Speaker Bio: Dr. K. K. Ramakrishnan is a Distinguished Professor of Computer Science and Engineering at the University of California, Riverside. Previously, he was a Distinguished Member of Technical Staff at AT&T Labs-Research. He joined AT&T Bell Labs in 1994 and was with AT&T Labs-Research since its inception in 1996. Prior to 1994, he was a Technical Director and Consulting Engineer in Networking at Digital Equipment Corporation. Between 2000 and 2002, he was at TeraOptic Networks, Inc., as Founder and Vice President. Dr.

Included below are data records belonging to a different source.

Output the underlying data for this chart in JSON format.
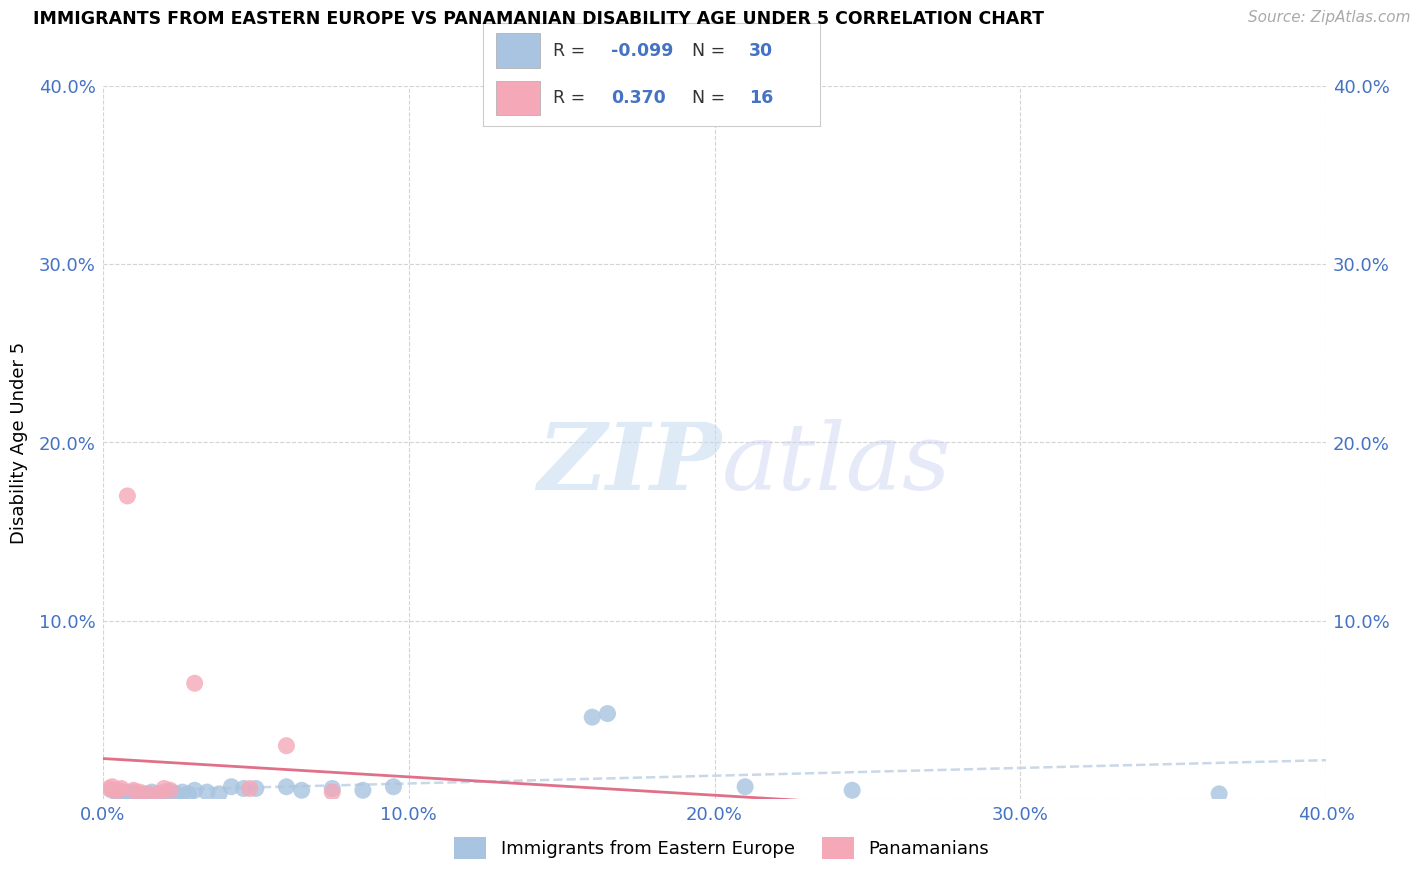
{
  "title": "IMMIGRANTS FROM EASTERN EUROPE VS PANAMANIAN DISABILITY AGE UNDER 5 CORRELATION CHART",
  "source": "Source: ZipAtlas.com",
  "ylabel": "Disability Age Under 5",
  "legend_label1": "Immigrants from Eastern Europe",
  "legend_label2": "Panamanians",
  "r1_text": "-0.099",
  "n1_text": "30",
  "r2_text": "0.370",
  "n2_text": "16",
  "color1": "#a8c4e0",
  "color2": "#f4a8b8",
  "line1_color": "#c8d8e8",
  "line2_color": "#e07088",
  "axis_label_color": "#4472c4",
  "grid_color": "#d0d0d0",
  "background_color": "#ffffff",
  "blue_scatter_x": [
    0.003,
    0.005,
    0.007,
    0.009,
    0.01,
    0.012,
    0.014,
    0.016,
    0.018,
    0.02,
    0.022,
    0.024,
    0.026,
    0.028,
    0.03,
    0.034,
    0.038,
    0.042,
    0.046,
    0.05,
    0.06,
    0.065,
    0.075,
    0.085,
    0.095,
    0.16,
    0.165,
    0.21,
    0.245,
    0.365
  ],
  "blue_scatter_y": [
    0.005,
    0.003,
    0.004,
    0.003,
    0.004,
    0.003,
    0.003,
    0.004,
    0.003,
    0.004,
    0.004,
    0.003,
    0.004,
    0.003,
    0.005,
    0.004,
    0.003,
    0.007,
    0.006,
    0.006,
    0.007,
    0.005,
    0.006,
    0.005,
    0.007,
    0.046,
    0.048,
    0.007,
    0.005,
    0.003
  ],
  "pink_scatter_x": [
    0.002,
    0.003,
    0.004,
    0.005,
    0.006,
    0.008,
    0.01,
    0.012,
    0.015,
    0.018,
    0.02,
    0.022,
    0.03,
    0.048,
    0.06,
    0.075
  ],
  "pink_scatter_y": [
    0.006,
    0.007,
    0.005,
    0.005,
    0.006,
    0.17,
    0.005,
    0.004,
    0.003,
    0.003,
    0.006,
    0.005,
    0.065,
    0.006,
    0.03,
    0.004
  ]
}
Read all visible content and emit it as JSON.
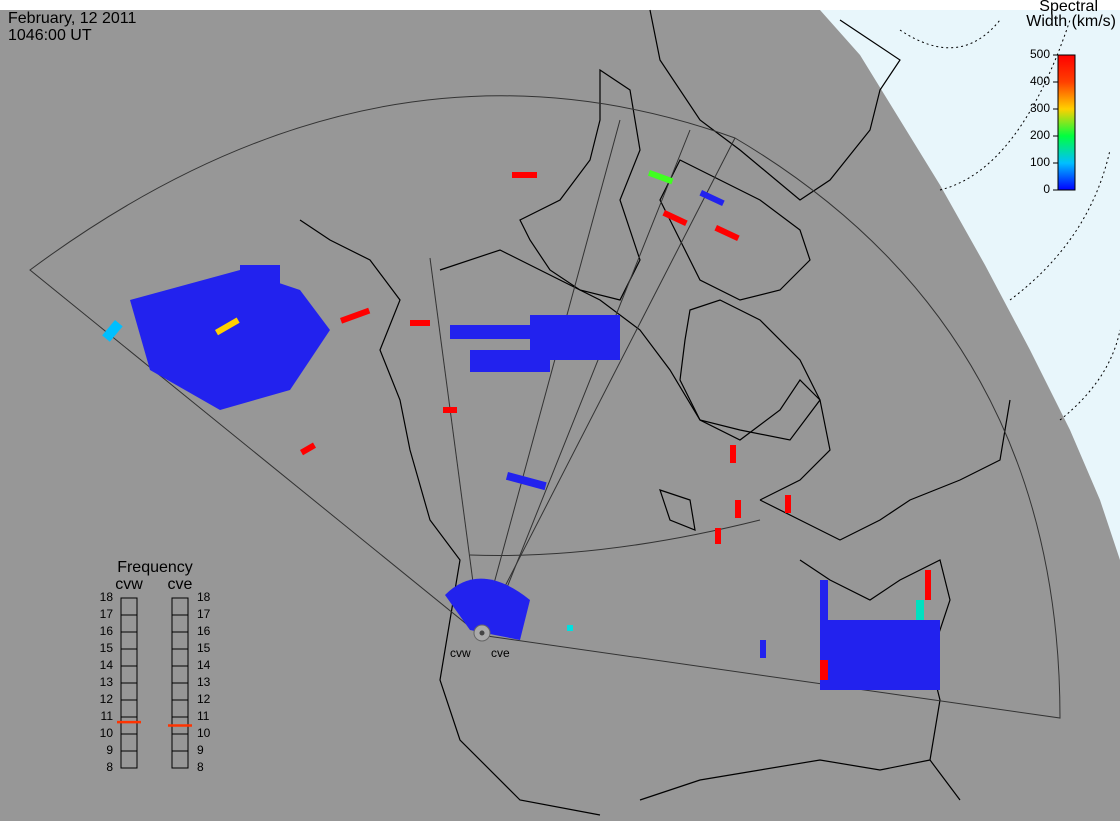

Ramakrishnan is an ACM Fellow, IEEE Fellow and an AT&T Fellow, recognized for his fundamental contributions on communication networks, congestion control, traffic management, VPN services, and a lasting impact on AT&T and the industry. His work on the "DECbit" congestion avoidance protocol received the ACM Sigcomm Test of Time Paper Award in 2006. He has published over 300 papers and has 186 patents issued in his name. K.K. has been on the editorial board of several journals and has served as the TPC Chair and General Chair for several networking conferences. K. K. received his MTech from the Indian Institute of Science (1978), MS (1981) and Ph.D. (1983) in Computer Science from the University of Maryland, College Park, USA.